Prophet’s Mosque
Die Prophetenmoschee in Medina, Saudi-Arabien, ist eine der bedeutendsten Stätten des Islam. Sie wurde ursprünglich im Jahr 622 n. Chr. von Prophet Muhammad selbst erbaut und diente ihm als Wohnstätte, Gemeindezentrum und Gebetsort. Heute befindet sich sein Grab unter der berühmten Grünen Kuppel. Im Laufe der Jahrhunderte wurde die Moschee mehrfach erweitert und ist heute ein wichtiges Pilgerziel für Millionen von Muslimen jedes Jahr.
Medina
Medina im heutigen Saudi-Arabien ist nach Mekka die zweitheiligste Stadt des Islam. Sie hieß ursprünglich Yathrib, bevor sie nach der Auswanderung des Propheten Muhammad im Jahr 622 n. Chr. (der Hidschra, die den Beginn des islamischen Kalenders markiert) in „Madinat an-Nabi“ (Stadt des Propheten) umbenannt wurde. Die Stadt beherbergt die Prophetenmoschee (Al-Masdschid an-Nabawi) mit seinem Grab und ist ein bedeutendes Pilgerziel für Muslime.
Prophet’s Mosque
Die Prophetenmoschee in Medina, Saudi-Arabien, ist die zweitheiligste Stätte des Islam. Sie wurde ursprünglich im Jahr 622 n. Chr. von Prophet Muhammad selbst erbaut und diente ihm als Wohnhaus, Gemeindezentrum und Gebetsort. Heute befindet sich sein Grab unter der markanten Grünen Kuppel. Im Laufe der Jahrhunderte wurde die Moschee von verschiedenen islamischen Herrschern erweitert, darunter den Umayyaden, Osmanen und zuletzt der saudischen Regierung, um Millionen von Pilgern jährlich Platz zu bieten.
Medina
Medina, bekannt als „die Stadt des Propheten“, ist die zweitheiligste Stadt des Islam im Westen Saudi-Arabiens.
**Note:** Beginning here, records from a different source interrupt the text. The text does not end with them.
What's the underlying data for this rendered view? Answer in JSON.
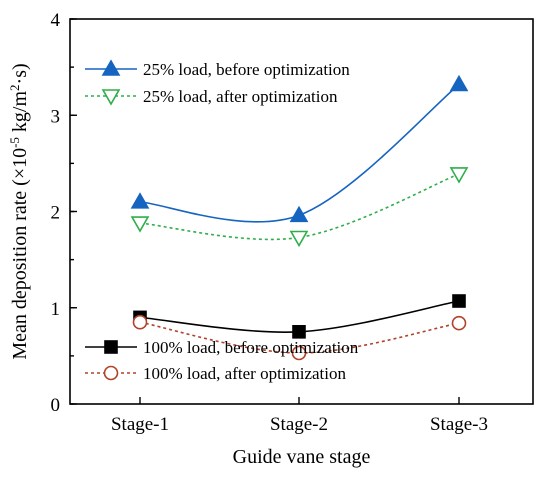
{
  "chart_data": {
    "type": "line",
    "categories": [
      "Stage-1",
      "Stage-2",
      "Stage-3"
    ],
    "xlabel": "Guide vane stage",
    "ylabel_prefix": "Mean deposition rate (×10",
    "ylabel_exp1": "-5",
    "ylabel_mid": " kg/m",
    "ylabel_exp2": "2",
    "ylabel_suffix": "·s)",
    "ylim": [
      0,
      4
    ],
    "yticks": [
      "0",
      "1",
      "2",
      "3",
      "4"
    ],
    "grid": false,
    "series": [
      {
        "name": "25% load, before optimization",
        "values": [
          2.1,
          1.96,
          3.32
        ],
        "color": "#1565C0",
        "dash": "solid",
        "marker": "triangle-up",
        "filled": true
      },
      {
        "name": "25% load, after optimization",
        "values": [
          1.88,
          1.73,
          2.39
        ],
        "color": "#2EAF4A",
        "dash": "dotted",
        "marker": "triangle-down",
        "filled": false
      },
      {
        "name": "100% load, before optimization",
        "values": [
          0.9,
          0.75,
          1.07
        ],
        "color": "#000000",
        "dash": "solid",
        "marker": "square",
        "filled": true
      },
      {
        "name": "100% load, after optimization",
        "values": [
          0.85,
          0.53,
          0.84
        ],
        "color": "#B0422A",
        "dash": "dotted",
        "marker": "circle",
        "filled": false
      }
    ],
    "legend": [
      {
        "placement": "top-left",
        "series": [
          0,
          1
        ]
      },
      {
        "placement": "bottom-left",
        "series": [
          2,
          3
        ]
      }
    ]
  }
}
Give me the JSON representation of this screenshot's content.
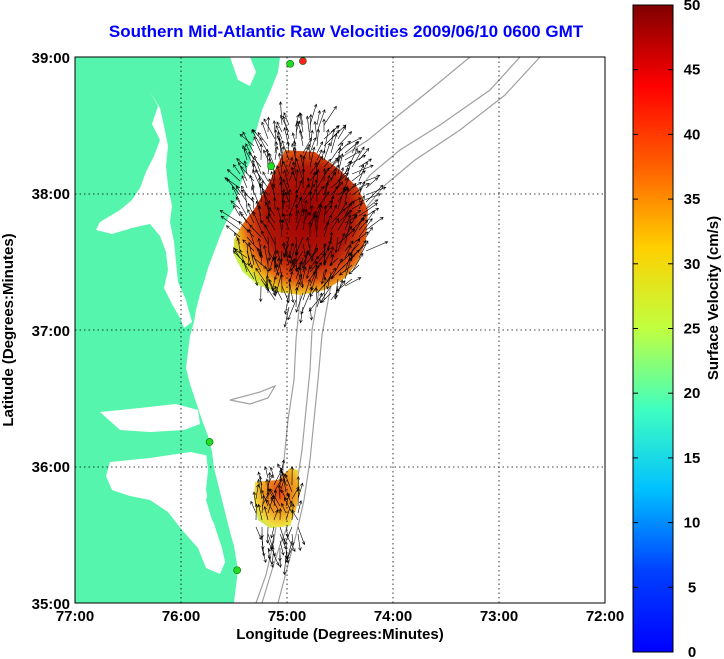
{
  "title": "Southern Mid-Atlantic Raw Velocities 2009/06/10 0600 GMT",
  "axes": {
    "xlabel": "Longitude (Degrees:Minutes)",
    "ylabel": "Latitude (Degrees:Minutes)",
    "xticks": [
      "77:00",
      "76:00",
      "75:00",
      "74:00",
      "73:00",
      "72:00"
    ],
    "yticks": [
      "39:00",
      "38:00",
      "37:00",
      "36:00",
      "35:00"
    ],
    "xlim": [
      -77,
      -72
    ],
    "ylim": [
      35,
      39
    ]
  },
  "colorbar": {
    "label": "Surface Velocity (cm/s)",
    "ticks": [
      "0",
      "5",
      "10",
      "15",
      "20",
      "25",
      "30",
      "35",
      "40",
      "45",
      "50"
    ],
    "range": [
      0,
      50
    ],
    "colormap": "jet"
  },
  "colors": {
    "land": "#55f5ad",
    "water": "#ffffff",
    "title": "#0000ff",
    "bathymetry": "#a0a0a0",
    "station_green": "#22dd22",
    "station_red": "#ff2020",
    "vectors": "#000000"
  },
  "radial_fields": [
    {
      "name": "northern-field",
      "center_lon": -74.85,
      "center_lat": 37.7,
      "peak_speed_cm_s": 48
    },
    {
      "name": "southern-field",
      "center_lon": -74.95,
      "center_lat": 35.72,
      "peak_speed_cm_s": 34
    }
  ],
  "stations": [
    {
      "lon": -74.85,
      "lat": 38.97,
      "status": "red"
    },
    {
      "lon": -74.97,
      "lat": 38.95,
      "status": "green"
    },
    {
      "lon": -75.15,
      "lat": 38.2,
      "status": "green"
    },
    {
      "lon": -75.73,
      "lat": 36.18,
      "status": "green"
    },
    {
      "lon": -75.47,
      "lat": 35.24,
      "status": "green"
    }
  ]
}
Ihre Geschichte ist eng mit Prophet Muhammad verbunden, der 622 n. Chr. (der Hidschra) dorthin auswanderte und die erste muslimische Gemeinschaft gründete. Medina ist der Standort seiner Moschee (Al-Masdschid an-Nabawi) und seiner letzten Ruhestätte. Heute ist die Stadt ein bedeutendes Pilgerziel, das Millionen von Muslimen anzieht, die die Prophetenmoschee und die historische Quba-Moschee besuchen.
Prophet’s Mosque
Die Prophetenmoschee, bekannt als Al-Masdschid an-Nabawi, befindet sich in Medina, Saudi-Arabien, und ist eine der heiligsten Stätten des Islam. Sie wurde ursprünglich im Jahr 622 n. Chr. von Prophet Muhammad neben seinem Haus erbaut und im Laufe der Jahrhunderte mehrfach erweitert, insbesondere durch die Umayyaden, Osmanen und die moderne saudische Regierung. Die Moschee ist die zweitheiligste im Islam, dient als Grabstätte des Propheten Muhammad und zieht jährlich Millionen von Pilgern an.
Medina
Medina, bekannt als „die strahlende Stadt“, ist die zweitheiligste Stadt des Islam im Westen Saudi-Arabiens. Sie hat eine tiefe Bedeutung als letzte Ruhestätte des Propheten Muhammad, der 622 n. Chr. (der Hidschra) dorthin auswanderte, was den Beginn des islamischen Kalenders markiert. Die Stadt beherbergt Al-Masdschid an-Nabawi (die Prophetenmoschee), ein bedeutendes Pilgerziel für Muslime weltweit.
Quba Mosque
Die Quba-Moschee am Stadtrand von Medina, Saudi-Arabien, ist eine der ältesten Moscheen des Islam. Ihr Grundstein wurde im Jahr 622 n. Chr. von Prophet Muhammad bei seiner Ankunft aus Mekka gelegt. Der islamischen Überlieferung nach wurde die Moschee an der Stelle errichtet, an der das Kamel des Propheten niederkniete. Sie hat eine große spirituelle Bedeutung: Das Gebet dort gilt als gleichwertig mit einer Umra-Pilgerfahrt. Im Laufe der Jahrhunderte wurde die Moschee mehrfach renoviert, wobei die heutige Struktur moderne islamische Architektur zeigt und gleichzeitig ihren historischen Kern bewahrt.